Молодожены стали жить у родителей Марины, в большой и просторной квартире. А в сентябре Чиж устроился на работу. "Учителем музыки - пения уже не было, - уточняет он. - Самый молодой, наверное, в школе. Белая рубашка, галстук, начищенные туфли ... У меня все были - с первого по седьмой класс. Первый-второй-третий - они совсем дети, им очень нравилось. Педагоги приходили ко мне на открытые уроки, офигевали: "Как вас дети любят!". Четвертый-пятый класс - уже хулиганистые, с рогатками. Шестой-седьмой - там вообще караул. У них уже поллюции по ночам, а я их по системе Кабалевского, про три кита в музыке ...".
Естественно, Чиж разумно отходил от программы. На уроки он приносил пластинки Beatles, Rolling Stones, Led Zeppelin: "Кому интересно - тот слушал, кому неинтересно - писал любовные записки соседке по парте".
В виде "педагогической нагрузки" молодому учителю поручили руководить школьным вокально-инструментальным ансамблем. Заниматься с пацанами нужно было 2-3 раза в неделю. Но это было уже другое поколение, которое тянуло к эстрадным шлягерам. И вместо "Yesterday" Чиж показывал им, как без откровенной "лажи" сыграть модную песенку Игоря Корнелюка "Мальчик с девочкой дружил".
А в марте Чижу довелось понянчиться по-настоящему: у него родился сын Миша.

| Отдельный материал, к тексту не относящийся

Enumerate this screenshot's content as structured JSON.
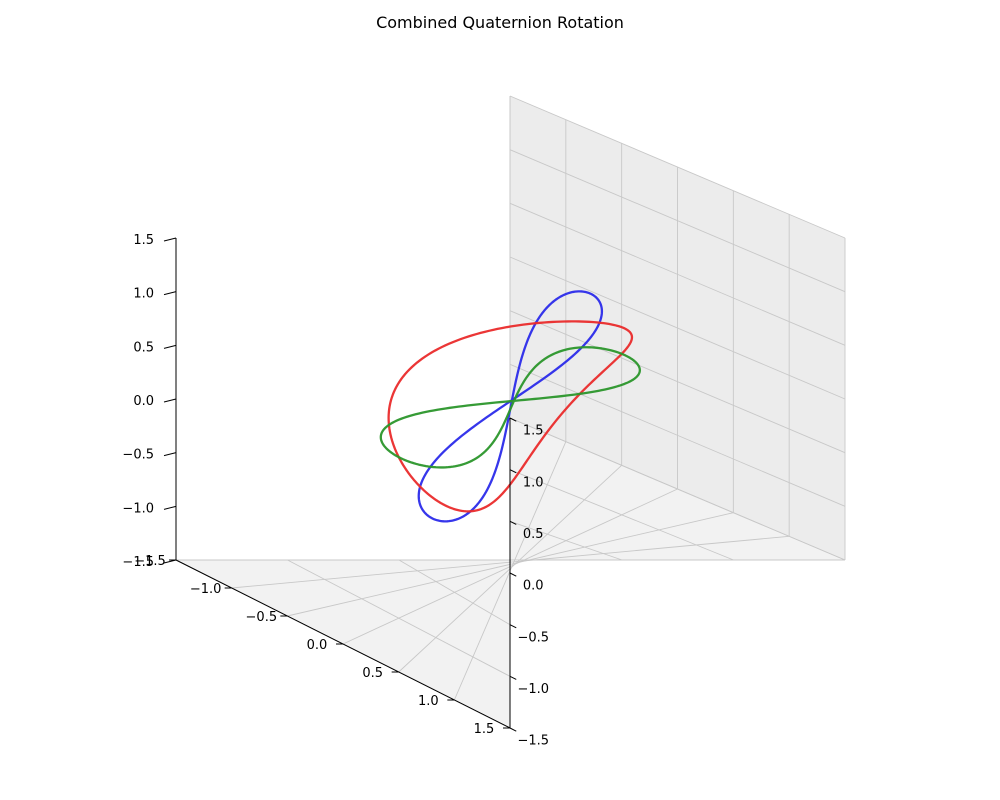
{
  "chart_data": {
    "type": "line3d",
    "title": "Combined Quaternion Rotation",
    "xlabel": "",
    "ylabel": "",
    "zlabel": "",
    "xlim": [
      -1.5,
      1.5
    ],
    "ylim": [
      -1.5,
      1.5
    ],
    "zlim": [
      -1.5,
      1.5
    ],
    "grid": true,
    "view": {
      "elev_deg": 30,
      "azim_deg": 45
    },
    "x_ticks": [
      "−1.5",
      "−1.0",
      "−0.5",
      "0.0",
      "0.5",
      "1.0",
      "1.5"
    ],
    "y_ticks": [
      "−1.5",
      "−1.0",
      "−0.5",
      "0.0",
      "0.5",
      "1.0",
      "1.5"
    ],
    "z_ticks": [
      "−1.5",
      "−1.0",
      "−0.5",
      "0.0",
      "0.5",
      "1.0",
      "1.5"
    ],
    "tick_values": [
      -1.5,
      -1.0,
      -0.5,
      0.0,
      0.5,
      1.0,
      1.5
    ],
    "series": [
      {
        "color": "#2b2bea",
        "description": "unit circle rotated about the x-axis by 45 degrees",
        "circle": {
          "center": [
            0,
            0,
            0
          ],
          "radius": 1,
          "u": [
            1,
            0,
            0
          ],
          "v": [
            0,
            0.7071,
            0.7071
          ]
        }
      },
      {
        "color": "#ea2b2b",
        "description": "unit circle rotated about the y-axis by 45 degrees",
        "circle": {
          "center": [
            0,
            0,
            0
          ],
          "radius": 1,
          "u": [
            0.7071,
            0,
            -0.7071
          ],
          "v": [
            0,
            1,
            0
          ]
        }
      },
      {
        "color": "#2b962b",
        "description": "unit circle rotated about the z-axis by 45 degrees",
        "circle": {
          "center": [
            0,
            0,
            0
          ],
          "radius": 1,
          "u": [
            0.7071,
            0.7071,
            0
          ],
          "v": [
            -0.7071,
            0.7071,
            0
          ]
        }
      }
    ]
  }
}
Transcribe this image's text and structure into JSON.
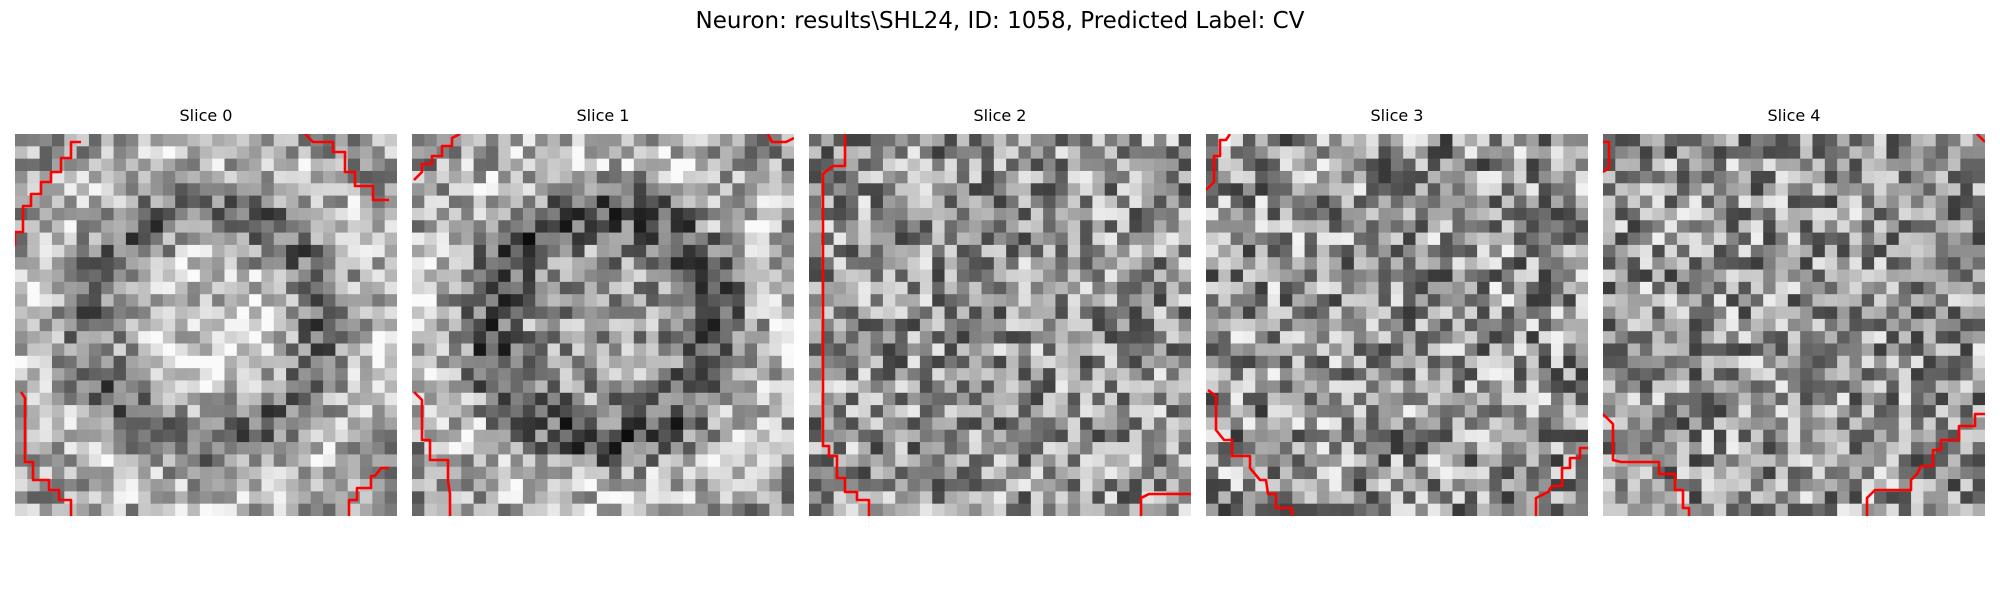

Чтобы раздобыть денег, по вечерам он играл на клавишных в ресторане "Ока", где любили собираться неустроенные женщины из торговли-общепита.
"Певец американского дна" Том Уэйтс, который, как и Чиж, в молодости работал в кабаке, однажды начал записывать беседы посетителей у стойки бара. "Когда я сложил вместе обрывки этих бесед, - вспоминал Уэйтс, - то обнаружил, что в них таится музыка". Из реплик клиентов дзержинского ресторана, видимо, мог сложиться только "жестокий романс" - смесь цыганского драйва и русской тоски:
"Успокой меня глазами, успокой меня душой
И босыми встань ногами на сердечную мозоль.
Боль доставь мне наслажденья, исцарапай спину мне,
Мне явись как исцеленье, светом будь в моем окне!..".
("Глазами и душой").

Этой весной, когда Чиж буквально разрывался между семьей, школой и кабацкими халтурами, он сочинил ещё одну песню. По мнению многих, одну из самых лучших в его репертуаре.
- Я уже спал - вдруг звонок по телефону. Подхожу, а там голос Димки Некрасова: "Тут вот селедку привезли. Может, взять тебе килограмма два?". Я говорю: "Дима! Козел! Куда ты пропал?!". А его перед этим очень долго не было видно. Никто вообще не знал, куда он делся. "Да вот, нашелся. Все в порядке!" - "Ну давай завтра приходи ко мне в школу, поболтаем". Положил трубку - всё, сон у меня, как рукой сняло ...
Если справедлива мысль, что "стихи не пишутся - случаются", это был как раз тот случай. Так бывало раньше, так будет и впредь: чтобы к Чижу пришли стихи и мелодия, что-то должно сильно его удивить, поразить. ("Что называется, "ударить по башке", - определяет он свой творческий метод).
Чиж побрел в ванну и среди сохнущих пелёнок торопливо записал слова, которые вдруг зазвучали у него в голове. А утром, пока ехал в трамвае до школы, сочинил мелодию. Эту песню он назвал "Маски"* (позже - "Ассоль").
* Вопреки названию, она приоткрывала внутренний мир автора. Один из друзей Чижа говорит: "О нём очень часто складывается мнение как о таком рубахе-парне. Хотя зачастую при всей своей открытости из него не вытащишь ничего, кроме "да", "нет" и его любимого "хотя ...". Он не сильно открывается, хотя оставляет впечатление очень откровенного человека. Когда я с ним общаюсь, я вижу, что у него внутри какая-то сильно заведенная пружина, и она может в любой момент разжаться и выстрелить. Он очень насыщенный внутри человек, очень сложный, очень сильный внутренне. Просто все это скрывается за его открытостью, радушием. Это псевдопростота. И песня "Ассоль" об этом говорит очень хорошо. Он значительно глубже, чем кажется, но он хочет казаться таким простым. Это своеобразная стена, которая отгораживает его от других".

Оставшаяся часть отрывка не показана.